Hoping to Turn Again
My two-year old son is standing in the path worn through the New Hampshire woods, peering intently at the innumerable rocks studding the ground. For most of this holiday trip to New England he has done nothing but run. He ran along the street fronting the wharfs of Portland in the cool fog and misty rain of late May. He scampered up and down the hill, from playground to seaside to playground, in front of the old homes along East End. He tumbled merrily down York Beach in his dinosaur slicker and boots, mimicking the ebbing and flowing tide—at least, until he tumbled face first into a chilly tidal puddle. So my wife and I decided nothing would be better than to take this whirlwind of a child into the woods and find an easy path through the hills around Lake Winnipesaukee.
But at this moment, the whirlwind would prefer to study each and every rock and pebble on the first 100 yards of this path, while the humidity from the recent rain turns stifling in the sun. I have lost count of the bugs biting me since we left the car.
Parents with more experience than me will recognize the frustration that sets in at these times. Still, I suspect as time goes on that I will develop a better feel for when he will want to run down the path, or instead sit and mull the existence of a stone. The whims of a child also ebb and flow, maybe not as predictably, but certainly more frequently. It took some prodding, some carrying, and some mud splashing, but we did eventually start to make our way through the woods.

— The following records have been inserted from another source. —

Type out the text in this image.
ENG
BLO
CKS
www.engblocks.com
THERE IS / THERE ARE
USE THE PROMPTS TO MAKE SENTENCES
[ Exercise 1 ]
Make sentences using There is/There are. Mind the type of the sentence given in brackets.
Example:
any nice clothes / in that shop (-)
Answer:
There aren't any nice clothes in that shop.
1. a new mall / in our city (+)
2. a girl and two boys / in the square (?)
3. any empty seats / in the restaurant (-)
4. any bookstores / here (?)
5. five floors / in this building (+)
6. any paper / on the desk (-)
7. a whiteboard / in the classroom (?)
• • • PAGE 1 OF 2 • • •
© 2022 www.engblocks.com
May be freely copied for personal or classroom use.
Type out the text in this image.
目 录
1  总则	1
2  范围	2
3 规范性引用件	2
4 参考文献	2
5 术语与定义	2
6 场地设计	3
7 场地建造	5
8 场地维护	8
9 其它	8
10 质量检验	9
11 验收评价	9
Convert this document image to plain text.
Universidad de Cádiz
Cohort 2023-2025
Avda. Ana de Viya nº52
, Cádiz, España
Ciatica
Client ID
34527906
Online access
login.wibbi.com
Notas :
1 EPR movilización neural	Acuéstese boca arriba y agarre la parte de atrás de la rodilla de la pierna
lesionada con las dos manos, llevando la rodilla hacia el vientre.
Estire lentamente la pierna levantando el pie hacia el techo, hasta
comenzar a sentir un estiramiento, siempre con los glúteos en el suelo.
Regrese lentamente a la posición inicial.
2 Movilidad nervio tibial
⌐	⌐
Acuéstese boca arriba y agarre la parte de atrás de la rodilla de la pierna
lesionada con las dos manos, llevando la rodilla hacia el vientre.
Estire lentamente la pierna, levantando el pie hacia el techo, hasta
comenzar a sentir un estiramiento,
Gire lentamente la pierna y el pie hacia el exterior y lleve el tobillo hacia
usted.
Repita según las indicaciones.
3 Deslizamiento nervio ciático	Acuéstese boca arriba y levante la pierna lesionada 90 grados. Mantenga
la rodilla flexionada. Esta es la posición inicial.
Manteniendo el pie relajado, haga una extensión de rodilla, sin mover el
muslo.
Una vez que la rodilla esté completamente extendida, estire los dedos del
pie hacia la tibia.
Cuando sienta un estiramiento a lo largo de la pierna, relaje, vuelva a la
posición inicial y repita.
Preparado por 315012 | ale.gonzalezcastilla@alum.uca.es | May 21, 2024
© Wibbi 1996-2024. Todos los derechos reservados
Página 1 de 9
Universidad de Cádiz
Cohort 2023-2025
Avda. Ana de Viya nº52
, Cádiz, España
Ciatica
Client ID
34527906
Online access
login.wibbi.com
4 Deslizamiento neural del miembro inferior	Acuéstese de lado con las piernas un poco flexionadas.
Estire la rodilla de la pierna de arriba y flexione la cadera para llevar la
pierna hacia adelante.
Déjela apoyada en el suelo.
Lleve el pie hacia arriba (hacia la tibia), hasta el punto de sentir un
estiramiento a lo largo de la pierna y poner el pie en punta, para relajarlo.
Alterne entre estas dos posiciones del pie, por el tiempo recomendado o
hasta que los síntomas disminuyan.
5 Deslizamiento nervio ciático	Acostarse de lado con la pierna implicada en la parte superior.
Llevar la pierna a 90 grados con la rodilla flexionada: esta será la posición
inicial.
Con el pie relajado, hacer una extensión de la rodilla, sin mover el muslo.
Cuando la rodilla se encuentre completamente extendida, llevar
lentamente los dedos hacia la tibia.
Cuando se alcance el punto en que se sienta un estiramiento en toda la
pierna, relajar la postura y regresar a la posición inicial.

And yet—perhaps I missed some small grace in that moment. “What is actual is actual only for one time and only for one place,” writes TS Eliot in his great conversion poem “Ash Wednesday.” In that time and at that place, my child saw something wondrous in rocks on a path. He wanted to pick them up, feel them in his hand, pass them to his father for keeping. As I reflect on that trip now, I recall long summer days in the Texas hills I grew up in. I spent hours studying the patterns formed by water running through thin soil over rocky ground. I named the little rivulets on our property. I gathered the leaves and the juniper berries. I followed ants marching to and from their conquered bits of food dropped in the grass, carrying the crumbs back to their mounds.
I don’t recall when I stopped doing these things, but they are long gone now. My inner child’s eye has lost sight from the cataracts of non-use. Instead, “the blind eye creates the empty forms between the ivory gates,” through which pass the false dreams of adulthood. In this “dreamcrossed twilight between birth and dying” we too often lose sight of the reality around us, or above us.
But when I am sensitive enough to recognize these delicate moments, the cataracts are shaken loose, and I can see again, through my son’s eyes. When he stops to ponder a rock, I too recall my wonder at creation. When he shrieks with joy at seeing the familiar creek near our house, the well-worn sights seem fresh again. And when he runs out and back with the roaring tide, it is a chance for me to see the beauty that yet pervades this fallen world. “I do not hope to turn again,” writes Eliot, and neither did I hope to see such things. Yet because of my son I find myself turning again and again, in ways unprompted and unlooked for, to that wonder in which all wisdom begins. My lost heart recalls these things, and “stiffens and rejoices in the lost lilac and the lost sea voices.” In that stiffening of the heart, I see the grace of God.
The falsely attractive siren call of the mundane adult world always beckons now, and I must heed it more than I would like. I must struggle daily to turn again, “wavering between the profit and the loss” in a modern transactional society with no room for wonder. But my boy does not hear the drudgery of adult life. I hope for his sake and mine that he is deaf to it as long as possible. Because in his amazement at the world around him, I find “the new years that walk.” I am restored to my better nature, as he sets about “restoring with a new verse the ancient rhyme.” I have and will teach him much, but in his joyful ignorance of practical things he has taught me “to care and not to care.” In his boundless enthusiasm, he teaches me “to sit still.” And in those delicate times when I can lay in the grass and look at the sky with him, wondering at the great blue dome and the passing clouds, I can hear my soul whisper as Eliot’s did: Lord I am not worthy. Domine non sumus digni, ut intres sub tectum caeruleum nostrum.